In the CDMA system, communications between users are conducted through one or more base stations. A first user on one remote station communicates to a second user on a second remote station, or a standard telephone, by transmitting data on the reverse link to a base station. The base station receives the data and can route the data to another base station or a public switched telephone network (PSTN). If the second user is on a remote station, the data is transmitted on the forward link of the same base station, or a second base station, to the second remote station. Otherwise, the data is routed through the PSTN to the second user on the standard phone system. The forward link refers to transmission from the base station to a remote station and the reverse link refers to transmission from the remote station to a base station. In IS-95A systems, the forward link and the reverse link are allocated separate frequencies and are independent of one another.
The remote station communicates with at least one base station during a communication. CDMA remote stations are capable of communicating with multiple base stations simultaneously during soft handoff. Soft handoff is the process of establishing a link with a new base station before breaking the link with the previous base station. Soft handoff minimizes the probability of dropped calls. The method and system for providing a communication with a remote station through more than one base station during the soft handoff process are disclosed in U.S. Pat. No. 5,101,501 entitled "SOFT HANDOFF IN A CDMA CELLULAR TELEPHONE SYSTEM", and U.S. Pat. No. 5,267,261, entitled "MOBILE ASSISTED SOFT HANDOFF IN A CDMA CELLULAR TELEPHONE SYSTEM," both assigned to the assignee of the present invention and incorporated by reference herein. Softer handoff is the process whereby the communication occurs over multiple sectors which are typically serviced by the same base station. The process of softer handoff is described in detail in U.S. patent application Ser. No. 08/405,611, entitled "METHOD AND APPARATUS FOR PERFORMING HANDOFF BETWEEN SECTORS OF A COMMON BASE STATION", filed Mar. 13, 1995, assigned to the assignee of the present invention and incorporated by reference herein.

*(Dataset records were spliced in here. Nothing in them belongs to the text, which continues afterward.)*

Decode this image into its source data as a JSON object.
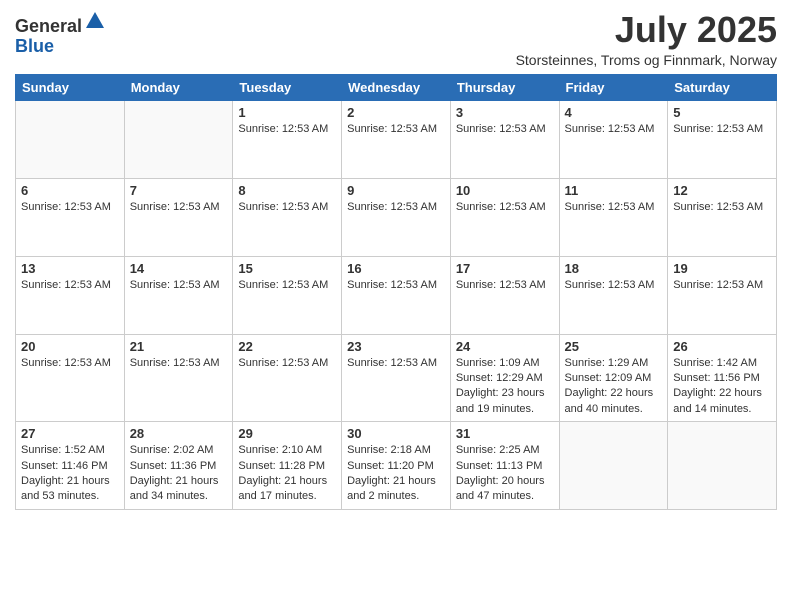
{
  "logo": {
    "general": "General",
    "blue": "Blue"
  },
  "title": "July 2025",
  "location": "Storsteinnes, Troms og Finnmark, Norway",
  "calendar": {
    "headers": [
      "Sunday",
      "Monday",
      "Tuesday",
      "Wednesday",
      "Thursday",
      "Friday",
      "Saturday"
    ],
    "weeks": [
      [
        {
          "day": "",
          "info": ""
        },
        {
          "day": "",
          "info": ""
        },
        {
          "day": "1",
          "info": "Sunrise: 12:53 AM"
        },
        {
          "day": "2",
          "info": "Sunrise: 12:53 AM"
        },
        {
          "day": "3",
          "info": "Sunrise: 12:53 AM"
        },
        {
          "day": "4",
          "info": "Sunrise: 12:53 AM"
        },
        {
          "day": "5",
          "info": "Sunrise: 12:53 AM"
        }
      ],
      [
        {
          "day": "6",
          "info": "Sunrise: 12:53 AM"
        },
        {
          "day": "7",
          "info": "Sunrise: 12:53 AM"
        },
        {
          "day": "8",
          "info": "Sunrise: 12:53 AM"
        },
        {
          "day": "9",
          "info": "Sunrise: 12:53 AM"
        },
        {
          "day": "10",
          "info": "Sunrise: 12:53 AM"
        },
        {
          "day": "11",
          "info": "Sunrise: 12:53 AM"
        },
        {
          "day": "12",
          "info": "Sunrise: 12:53 AM"
        }
      ],
      [
        {
          "day": "13",
          "info": "Sunrise: 12:53 AM"
        },
        {
          "day": "14",
          "info": "Sunrise: 12:53 AM"
        },
        {
          "day": "15",
          "info": "Sunrise: 12:53 AM"
        },
        {
          "day": "16",
          "info": "Sunrise: 12:53 AM"
        },
        {
          "day": "17",
          "info": "Sunrise: 12:53 AM"
        },
        {
          "day": "18",
          "info": "Sunrise: 12:53 AM"
        },
        {
          "day": "19",
          "info": "Sunrise: 12:53 AM"
        }
      ],
      [
        {
          "day": "20",
          "info": "Sunrise: 12:53 AM"
        },
        {
          "day": "21",
          "info": "Sunrise: 12:53 AM"
        },
        {
          "day": "22",
          "info": "Sunrise: 12:53 AM"
        },
        {
          "day": "23",
          "info": "Sunrise: 12:53 AM"
        },
        {
          "day": "24",
          "info": "Sunrise: 1:09 AM\nSunset: 12:29 AM\nDaylight: 23 hours and 19 minutes."
        },
        {
          "day": "25",
          "info": "Sunrise: 1:29 AM\nSunset: 12:09 AM\nDaylight: 22 hours and 40 minutes."
        },
        {
          "day": "26",
          "info": "Sunrise: 1:42 AM\nSunset: 11:56 PM\nDaylight: 22 hours and 14 minutes."
        }
      ],
      [
        {
          "day": "27",
          "info": "Sunrise: 1:52 AM\nSunset: 11:46 PM\nDaylight: 21 hours and 53 minutes."
        },
        {
          "day": "28",
          "info": "Sunrise: 2:02 AM\nSunset: 11:36 PM\nDaylight: 21 hours and 34 minutes."
        },
        {
          "day": "29",
          "info": "Sunrise: 2:10 AM\nSunset: 11:28 PM\nDaylight: 21 hours and 17 minutes."
        },
        {
          "day": "30",
          "info": "Sunrise: 2:18 AM\nSunset: 11:20 PM\nDaylight: 21 hours and 2 minutes."
        },
        {
          "day": "31",
          "info": "Sunrise: 2:25 AM\nSunset: 11:13 PM\nDaylight: 20 hours and 47 minutes."
        },
        {
          "day": "",
          "info": ""
        },
        {
          "day": "",
          "info": ""
        }
      ]
    ]
  }
}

In softer handoff, the base station transmits identical forward link signals over multiple sectors of the same cell. Because the base stations serving the sectors are physically located at the same location, one common set of hardware can be designed to support softer handoff at the base station.
The signal transmitted by the base station or the remote station can reach the destination device through one or more propagation paths.
Furthermore, in soft handoff the forward link signals are transmitted from multiple base stations. The demodulation of multiple code channels during soft handoff and of multipath signals is described in detail in U.S. Pat. No. 5,109,390, entitled "DIVERSITY RECEIVER IN A CDMA CELLULAR TELEPHONE SYSTEM", and U.S. Pat. No. 5,490,165, entitled "DEMODULATION ELEMENT ASSIGNMENT IN A SYSTEM CAPABLE OF
RECEIVING MULTIPLE SIGNALS", both assigned to the assignee of the present invention and incorporated by reference herein.
The diversity receiver disclosed in U.S. Pat. No. 5,109,390 is also referred to as a rake receiver. The rake receiver contains multiple fingers with each finger comprising one correlator. At the remote station, each correlator has the capability to despread the received baseband signal with a unique set of short PN codes and a unique Walsh code which are assigned to that particular correlator by the remote station. Not all correlators are in use at all times. In fact, only the outputs from the correlators which have been assigned by the remote station are combined by a combiner to provide a more reliable estimate of the transmitted signal. The combined signal is then decoded by a subsequent decoder.
At the remote station, the same rake receiver can be used to demodulate multiple signals from soft handoff and softer handoff. The only difference to the remote station is that in softer handoff, the base stations are configured to send identical reverse link power control bit values to the remote station since the base stations are physically situated at the same location. The power control bit commands the remote station to adjust its transmit power up or down to maintain the desired level of performance while minimizing the level of interference to other users. In soft handoff, the base stations do not send the same power control bit values because they are typically situated at different locations. This difference can be accounted for in the design of the rake receiver. In the exemplary embodiment, combiner 180 coherently combines the scalar outputs which correspond to the data
Application specific integrated circuits (ASICs) have been designed to support soft and softer handoff for the base station and the remote station. An example of a remote station ASIC which supports soft handoff is the Qualcomm Q5257 Mobile Station Modem (MSM). A base station ASIC capable of supporting softer handoff is the Qualcomm Q5160 Cell Site Modem (CSM). The design and capabilities of these ASICs are disclosed in U.S. patent application Ser. No. 08/492,592 entitled "MOBILE DEMODULATOR ARCHITECTURE FOR A SPREAD SPECTRUM MULTIPLE ACCESS COMMUNICATION SYSTEM", filed Jun. 20, 1995, and U.S. patent application Ser. No. 08/572,632 entitled "CELL SITE DEMODULATOR ARCHITECTURE FOR A SPREAD SPECTRUM MULTIPLE ACCESS COMMUNICATION SYSTEM", filed Jan. 13, 1995, both assigned to the assignee of the present invention and incorporated herein by reference.
In the exemplary CDMA communication system, data transmission occurs concurrently on the forward link and the reverse link. This is possible since the forward link and the reverse link are allocated separate transmission frequencies. Concurrent transmission and reception can require additional hardware which can be simplified or eliminated through a time gated transmission scheme. Furthermore, concurrent transmission and reception may not be possible if separate frequencies do not exist.